# First dog, first love: Joplin



## missmarstar (Jul 22, 2007)

Joplin sounds like an amazing dog.... something special about our first heart dogs, no denying that


----------



## Dslats (Mar 1, 2007)

wow.... joplin had an exciting life. how old was he? it's so hard to lose an animal let alone the" heart dog." I feel your pain. 
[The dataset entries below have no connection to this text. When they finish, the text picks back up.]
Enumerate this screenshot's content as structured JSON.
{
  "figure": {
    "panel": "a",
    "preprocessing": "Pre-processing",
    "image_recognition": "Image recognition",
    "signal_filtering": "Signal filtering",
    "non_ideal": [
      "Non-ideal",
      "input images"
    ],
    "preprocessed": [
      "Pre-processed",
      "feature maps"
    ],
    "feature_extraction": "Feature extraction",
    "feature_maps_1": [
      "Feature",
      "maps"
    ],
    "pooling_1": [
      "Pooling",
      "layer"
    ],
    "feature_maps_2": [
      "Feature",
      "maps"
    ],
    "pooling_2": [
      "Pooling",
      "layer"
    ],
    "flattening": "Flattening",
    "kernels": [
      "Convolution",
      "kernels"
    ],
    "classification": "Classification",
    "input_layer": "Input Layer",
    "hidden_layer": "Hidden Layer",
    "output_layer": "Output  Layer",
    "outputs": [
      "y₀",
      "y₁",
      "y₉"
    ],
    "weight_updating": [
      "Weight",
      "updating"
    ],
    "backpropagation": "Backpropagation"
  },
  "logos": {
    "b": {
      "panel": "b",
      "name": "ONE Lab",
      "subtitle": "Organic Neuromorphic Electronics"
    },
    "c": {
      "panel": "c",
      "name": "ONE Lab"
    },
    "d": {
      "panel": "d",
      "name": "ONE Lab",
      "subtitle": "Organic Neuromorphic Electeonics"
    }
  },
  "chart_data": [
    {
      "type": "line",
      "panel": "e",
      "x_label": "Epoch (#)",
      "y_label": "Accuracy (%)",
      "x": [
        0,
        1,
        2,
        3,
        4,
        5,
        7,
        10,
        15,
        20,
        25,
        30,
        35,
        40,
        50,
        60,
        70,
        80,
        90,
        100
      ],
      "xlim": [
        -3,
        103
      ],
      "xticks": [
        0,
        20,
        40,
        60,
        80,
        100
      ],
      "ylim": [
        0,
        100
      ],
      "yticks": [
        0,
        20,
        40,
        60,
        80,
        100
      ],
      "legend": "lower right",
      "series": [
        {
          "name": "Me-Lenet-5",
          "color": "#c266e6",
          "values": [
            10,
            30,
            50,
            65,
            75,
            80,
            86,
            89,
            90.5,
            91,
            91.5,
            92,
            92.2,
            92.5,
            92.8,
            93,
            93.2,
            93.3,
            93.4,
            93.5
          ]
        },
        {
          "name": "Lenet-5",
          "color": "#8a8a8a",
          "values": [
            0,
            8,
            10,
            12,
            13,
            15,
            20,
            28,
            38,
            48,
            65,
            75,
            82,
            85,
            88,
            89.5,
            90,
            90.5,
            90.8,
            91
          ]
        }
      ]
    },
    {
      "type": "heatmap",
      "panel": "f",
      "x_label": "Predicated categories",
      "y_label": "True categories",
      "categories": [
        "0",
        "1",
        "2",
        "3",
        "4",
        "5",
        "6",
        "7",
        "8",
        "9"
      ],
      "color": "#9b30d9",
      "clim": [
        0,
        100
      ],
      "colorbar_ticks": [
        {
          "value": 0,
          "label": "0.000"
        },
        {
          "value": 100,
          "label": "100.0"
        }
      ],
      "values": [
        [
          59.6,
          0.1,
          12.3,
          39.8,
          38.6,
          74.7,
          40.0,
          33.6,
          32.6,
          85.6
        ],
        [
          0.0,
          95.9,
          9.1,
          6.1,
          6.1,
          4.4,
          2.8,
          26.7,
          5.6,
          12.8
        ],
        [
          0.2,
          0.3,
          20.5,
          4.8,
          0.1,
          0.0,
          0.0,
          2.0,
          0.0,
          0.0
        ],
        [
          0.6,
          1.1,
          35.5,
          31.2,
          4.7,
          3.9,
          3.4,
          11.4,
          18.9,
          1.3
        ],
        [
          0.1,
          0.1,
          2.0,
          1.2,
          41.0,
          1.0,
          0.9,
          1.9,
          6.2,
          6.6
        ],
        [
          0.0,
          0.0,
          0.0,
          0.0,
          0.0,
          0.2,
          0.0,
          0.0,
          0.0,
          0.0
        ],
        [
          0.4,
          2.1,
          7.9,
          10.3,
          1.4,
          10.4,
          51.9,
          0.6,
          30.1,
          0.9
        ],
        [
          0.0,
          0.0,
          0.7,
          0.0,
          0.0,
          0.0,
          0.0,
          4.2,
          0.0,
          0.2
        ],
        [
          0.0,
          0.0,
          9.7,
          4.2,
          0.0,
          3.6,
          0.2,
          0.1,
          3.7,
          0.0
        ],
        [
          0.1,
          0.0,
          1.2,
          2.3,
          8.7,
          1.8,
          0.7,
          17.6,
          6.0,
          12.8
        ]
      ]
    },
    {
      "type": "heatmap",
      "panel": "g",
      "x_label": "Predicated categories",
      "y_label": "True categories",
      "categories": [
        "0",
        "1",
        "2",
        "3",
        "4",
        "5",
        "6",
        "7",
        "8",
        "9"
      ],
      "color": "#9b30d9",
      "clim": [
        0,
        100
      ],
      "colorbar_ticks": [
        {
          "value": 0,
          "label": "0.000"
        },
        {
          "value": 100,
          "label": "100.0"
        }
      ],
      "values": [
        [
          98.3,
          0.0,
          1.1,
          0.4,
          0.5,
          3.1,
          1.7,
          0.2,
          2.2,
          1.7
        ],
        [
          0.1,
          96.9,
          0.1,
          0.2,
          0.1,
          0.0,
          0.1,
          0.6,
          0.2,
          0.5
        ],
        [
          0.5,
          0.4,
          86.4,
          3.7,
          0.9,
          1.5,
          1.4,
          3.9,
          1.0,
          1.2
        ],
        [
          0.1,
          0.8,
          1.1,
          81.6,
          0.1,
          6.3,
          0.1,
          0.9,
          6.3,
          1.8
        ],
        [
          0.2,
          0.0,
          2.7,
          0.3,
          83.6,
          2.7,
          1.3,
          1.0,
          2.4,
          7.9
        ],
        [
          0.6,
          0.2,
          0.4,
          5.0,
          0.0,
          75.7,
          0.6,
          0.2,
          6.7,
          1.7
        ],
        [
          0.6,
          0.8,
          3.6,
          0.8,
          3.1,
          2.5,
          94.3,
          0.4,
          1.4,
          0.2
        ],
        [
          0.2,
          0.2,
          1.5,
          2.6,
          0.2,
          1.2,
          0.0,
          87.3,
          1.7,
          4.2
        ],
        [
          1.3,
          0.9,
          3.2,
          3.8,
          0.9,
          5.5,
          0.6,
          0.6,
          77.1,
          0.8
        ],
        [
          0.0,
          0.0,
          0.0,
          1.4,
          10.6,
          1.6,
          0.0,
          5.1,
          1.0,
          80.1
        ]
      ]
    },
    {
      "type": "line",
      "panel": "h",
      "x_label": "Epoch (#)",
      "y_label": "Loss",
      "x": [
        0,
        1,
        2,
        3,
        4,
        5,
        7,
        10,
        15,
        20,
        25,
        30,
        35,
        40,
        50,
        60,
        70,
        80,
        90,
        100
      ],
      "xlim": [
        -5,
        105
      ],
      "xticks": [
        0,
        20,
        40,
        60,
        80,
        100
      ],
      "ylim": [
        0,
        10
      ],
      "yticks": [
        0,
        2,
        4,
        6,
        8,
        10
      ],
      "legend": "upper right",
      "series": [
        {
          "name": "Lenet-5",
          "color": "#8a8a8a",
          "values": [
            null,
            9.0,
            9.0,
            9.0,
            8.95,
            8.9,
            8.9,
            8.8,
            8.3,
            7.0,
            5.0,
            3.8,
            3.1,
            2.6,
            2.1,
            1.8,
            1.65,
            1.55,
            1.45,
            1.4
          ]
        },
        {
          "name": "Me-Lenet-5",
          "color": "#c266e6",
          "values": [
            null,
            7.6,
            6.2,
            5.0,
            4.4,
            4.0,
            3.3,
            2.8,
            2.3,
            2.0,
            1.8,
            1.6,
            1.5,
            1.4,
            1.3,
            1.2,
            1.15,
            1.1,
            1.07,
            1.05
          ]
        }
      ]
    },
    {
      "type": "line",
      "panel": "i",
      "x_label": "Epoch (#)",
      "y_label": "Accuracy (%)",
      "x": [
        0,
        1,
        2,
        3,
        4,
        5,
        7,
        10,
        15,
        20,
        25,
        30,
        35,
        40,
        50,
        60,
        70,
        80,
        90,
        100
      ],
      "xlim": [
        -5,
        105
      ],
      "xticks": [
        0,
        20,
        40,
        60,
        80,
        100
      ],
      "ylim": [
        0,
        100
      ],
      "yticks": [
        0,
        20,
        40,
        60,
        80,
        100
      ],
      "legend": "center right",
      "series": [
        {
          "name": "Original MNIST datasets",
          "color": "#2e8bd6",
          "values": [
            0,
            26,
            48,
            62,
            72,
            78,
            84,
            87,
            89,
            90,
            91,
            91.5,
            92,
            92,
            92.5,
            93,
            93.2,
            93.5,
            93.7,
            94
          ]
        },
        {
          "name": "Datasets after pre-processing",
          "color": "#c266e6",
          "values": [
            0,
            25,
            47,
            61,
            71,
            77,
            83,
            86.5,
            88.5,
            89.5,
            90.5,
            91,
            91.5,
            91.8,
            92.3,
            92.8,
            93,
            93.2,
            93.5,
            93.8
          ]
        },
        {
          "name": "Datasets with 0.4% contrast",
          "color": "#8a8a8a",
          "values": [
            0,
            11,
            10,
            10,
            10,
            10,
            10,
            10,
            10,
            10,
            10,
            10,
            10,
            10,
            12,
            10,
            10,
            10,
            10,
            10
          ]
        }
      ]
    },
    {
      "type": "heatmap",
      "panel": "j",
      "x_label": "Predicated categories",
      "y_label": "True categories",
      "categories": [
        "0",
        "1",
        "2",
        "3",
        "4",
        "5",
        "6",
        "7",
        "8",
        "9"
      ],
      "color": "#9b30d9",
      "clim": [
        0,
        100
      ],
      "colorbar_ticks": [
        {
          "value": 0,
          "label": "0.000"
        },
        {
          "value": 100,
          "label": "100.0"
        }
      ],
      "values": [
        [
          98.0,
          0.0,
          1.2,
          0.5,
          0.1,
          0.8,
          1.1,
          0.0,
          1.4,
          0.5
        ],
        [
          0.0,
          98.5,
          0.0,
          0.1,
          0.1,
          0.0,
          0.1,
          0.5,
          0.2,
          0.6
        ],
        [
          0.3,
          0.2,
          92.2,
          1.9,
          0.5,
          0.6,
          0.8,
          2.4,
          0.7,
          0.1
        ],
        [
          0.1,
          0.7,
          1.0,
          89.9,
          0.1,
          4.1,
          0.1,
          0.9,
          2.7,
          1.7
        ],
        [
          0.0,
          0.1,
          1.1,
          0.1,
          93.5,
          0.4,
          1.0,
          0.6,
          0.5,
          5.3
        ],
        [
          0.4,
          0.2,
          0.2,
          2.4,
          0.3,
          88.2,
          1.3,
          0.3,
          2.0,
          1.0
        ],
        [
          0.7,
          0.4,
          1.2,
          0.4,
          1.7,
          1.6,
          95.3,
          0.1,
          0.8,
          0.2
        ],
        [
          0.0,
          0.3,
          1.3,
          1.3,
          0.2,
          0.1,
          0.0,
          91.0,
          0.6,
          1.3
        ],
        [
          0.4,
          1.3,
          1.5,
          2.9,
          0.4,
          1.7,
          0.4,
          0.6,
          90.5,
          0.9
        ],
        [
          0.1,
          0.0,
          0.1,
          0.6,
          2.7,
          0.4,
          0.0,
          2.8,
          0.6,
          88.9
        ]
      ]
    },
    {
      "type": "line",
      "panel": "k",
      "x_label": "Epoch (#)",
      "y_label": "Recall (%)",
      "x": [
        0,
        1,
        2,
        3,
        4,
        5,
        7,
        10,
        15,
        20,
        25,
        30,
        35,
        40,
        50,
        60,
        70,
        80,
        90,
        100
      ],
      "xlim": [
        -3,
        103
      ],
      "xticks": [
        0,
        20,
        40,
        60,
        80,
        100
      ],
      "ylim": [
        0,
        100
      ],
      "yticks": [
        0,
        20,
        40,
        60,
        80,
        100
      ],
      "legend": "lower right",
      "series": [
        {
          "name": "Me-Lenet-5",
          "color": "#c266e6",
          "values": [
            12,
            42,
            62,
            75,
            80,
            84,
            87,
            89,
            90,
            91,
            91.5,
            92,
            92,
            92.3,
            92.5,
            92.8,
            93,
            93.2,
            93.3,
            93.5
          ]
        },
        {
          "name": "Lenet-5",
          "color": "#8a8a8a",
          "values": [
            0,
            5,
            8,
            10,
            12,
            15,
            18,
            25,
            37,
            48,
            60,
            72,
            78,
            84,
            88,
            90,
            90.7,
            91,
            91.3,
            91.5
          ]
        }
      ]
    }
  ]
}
any picture's of joplin's life excursions?
Debbie & mason


----------



## McSwede (Jan 30, 2007)

What a wonderful story about a truly amazing Golden. 

~Jackie


----------



## Nicole&Zack (Feb 27, 2007)

Thats wonderful....


----------



## goldensmum (Oct 23, 2007)

He sure packed a lot into his life - sorry for your loss


----------



## Oaklys Dad (Dec 28, 2005)

I can see how Joplin could make you a golden person for life. He sounds like he made a big impression on you and everyone he met. Great memories you have of him. Thanks for taking the time to share.


----------



## Hudson (May 18, 2005)

Thanks for sharing Joplin's amazing life and memories with us.


----------



## BeauShel (May 20, 2007)

Joplin sounded like an amazing dog and I can see why you loved him.


----------



## goldenmomof3 (Feb 15, 2006)

I'm so sorry to hear of the loss of Joplin. What an awesome life he had!!!!! You are blessed to have had him as long as you did and he knows what a great life you gave him! He will be waiting for you ....


----------



## LOVEisGOLDEN (Jan 4, 2008)

what a wonderful tribute


----------



## Powderpuff (Dec 30, 2007)

> I negotiated that Joplin could come to work everyday


The thought of you putting Joplin before a better salary has made me smile...he was a lucky dog to have you care so much.


----------



## 3 goldens (Sep 30, 2005)

Beautiful story, beautiful love between you. how these dogs get into our hears.


----------